In McConnell v. FEC, the case that examined the constitutionality of the McCain-Feingold campaign finance legislation, federal District Judge Colleen Kollar-Kotelly began her 706-page share of the sprawling 1,600-page opinion by quoting from several politicians and scholars regarding the dangers of corruption through private contributions to political campaigns. She cited Elihu Root, who said, “The idea is to prevent . . . the great aggregations of wealth from using their corporate funds, directly or indirectly, to send members of the legislature to these halls in order to vote for their protection and the advancement of their interests as against those of the public.” And there was former Sen. John Bankhead (D-Ala.), who proclaimed, “We all know that money is the chief source of corruption.” Judge Kollar-Kotelly reads these quotes to support “carefully tailored legislation addressing corruption or the appearance of corruption inherent in a system of donor-financed campaigns.”
The proponents of campaign finance reform, like the McCain-Feingold law, look at corruption in the same way that Judge Kollar-Kotelly does, namely that private donors are corrupting politicians through a form of bribery by way of contributions to political campaigns.
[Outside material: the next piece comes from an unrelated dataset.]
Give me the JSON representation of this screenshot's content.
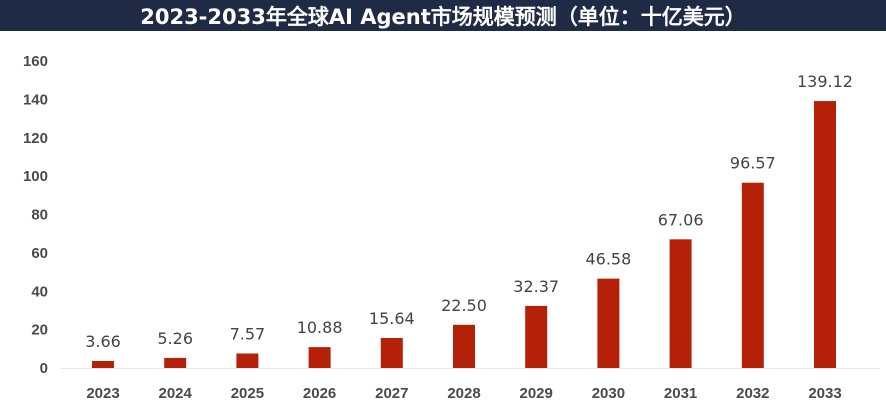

While no one has been able to produce any evidence of a federal lawmaker changing their vote in exchange for a campaign contribution, Judge Kollar-Kotelly pointed to evidence of “influence” from big donors, quoting former Sen. Warren Rudman (R-N.H.) for the assumption that “[the access and influence accorded large donors] is inherently, endemically, and hopelessly corrupting.”
In other words, just the fact that a politician might treat a big donor differently from a non-donor, even though there’s no evidence of the politician actually having their voting on laws affected in any way, is enough for there to be an “appearance of corruption” large enough to warrant limiting campaign contributions.
But it seems to me that this view of corruption misses the more obvious source of corruption in the system: the power of politicians. Contrary to Sen. Bankhead’s assertion, power is far more corrupting than money could ever be, and members of Congress wield huge amounts of power over whole industries. Congress can pass laws that make or break companies by granting billion-dollar contracts, imposing stifling regulations, limiting legal liability, blocking off imports from overseas competitors, create monopolies, and so forth.
And politicians are not shy about throwing that power around for campaign contributions. Sen. Zell Miller (D-Ga.), in a 2001 op-ed for The Washington Post, described fundraising as, “The aide would get the ÃÂÃÂ¢ÃÂ¢?ÃÂ¬ÃÂ?mark’ on the phone, then hand me a card with the spouse’s name, the contributor’s main interest and a reminder to ÃÂÃÂ¢ÃÂ¢?ÃÂ¬ÃÂ?appear chatty.’ I’d remind the agribusinessman that I was on the Agriculture Committee; I’d remind the banker I was on the Banking Committee.”
In other words, “Hello. You make your livelihood in an industry that I have a lot of power over. Would you like to make a donation?”
This is reminiscent of old mob tactics, where the crime boss sidles up to the local shop owner, takes a look around, and remarks casually, “Nice little business you’ve got here. It would be a real shame if something bad should happen to it.” The shop owner gets the picture and forks over the cash. Only we don’t think it’s the shop owner who’s corrupting the mob boss. It’s extortion. But when Sen. Miller tells the banker that he’s on the Banking Committee, Judge Kollar-Kotelly worries that the senator is being corrupted by the banker’s campaign contribution? That’s doesn’t figure.
Sen. Miller complained that after a day of fundraising he always felt “like a cheap prostitute who’d had a busy day.” That’s funny, because it was the “marks” on the other end of the line that were getting screwed, not him.
Not to mention that it is certainly possible for a politician to receive gobs of money and not be corrupted one bit. Politicians, like everybody else, have political causes and beliefs that they adhere to. A contribution, no matter how large, from a group or person with the exact same beliefs cannot possibly be said to be “corrupting” that politician. Instead of trying to change a politician’s vote, the contributor wants the politician to not change. And truly, the vast majority of campaign contributions are of this flavor.
There is the reasonable concern that nobody wants politicians to care only about what those with money want, and that’s where voting comes in. The affluent produce a rather small number of votes compared to everyone else, so a politician must respect the views that will net a majority of the votes or else be denied the power of office. The “influence” that campaign finance reformers worry about is really little more than a sorting mechanism: Politicians are bombarded with thousands of requests, and they give a bump in the queue to requests from contributors–as well as voters in their districts, of course. That doesn’t mean they’ll vote in favor of whatever the contributor wants, and that’s the crucial thing. Is the queue-bump itself really “corruption?” That’s a very tough sell.
Meanwhile, the McCain-Feingold legislation bumped up hard money contribution limits from $1,000 to $2,000 per person. Your congressman might give you a call, saying it would be a real shame if you didn’t start contributing at the new limit, because then he may decide to vote to knock it back down again. You wouldn’t want that, now would you? Fork it over.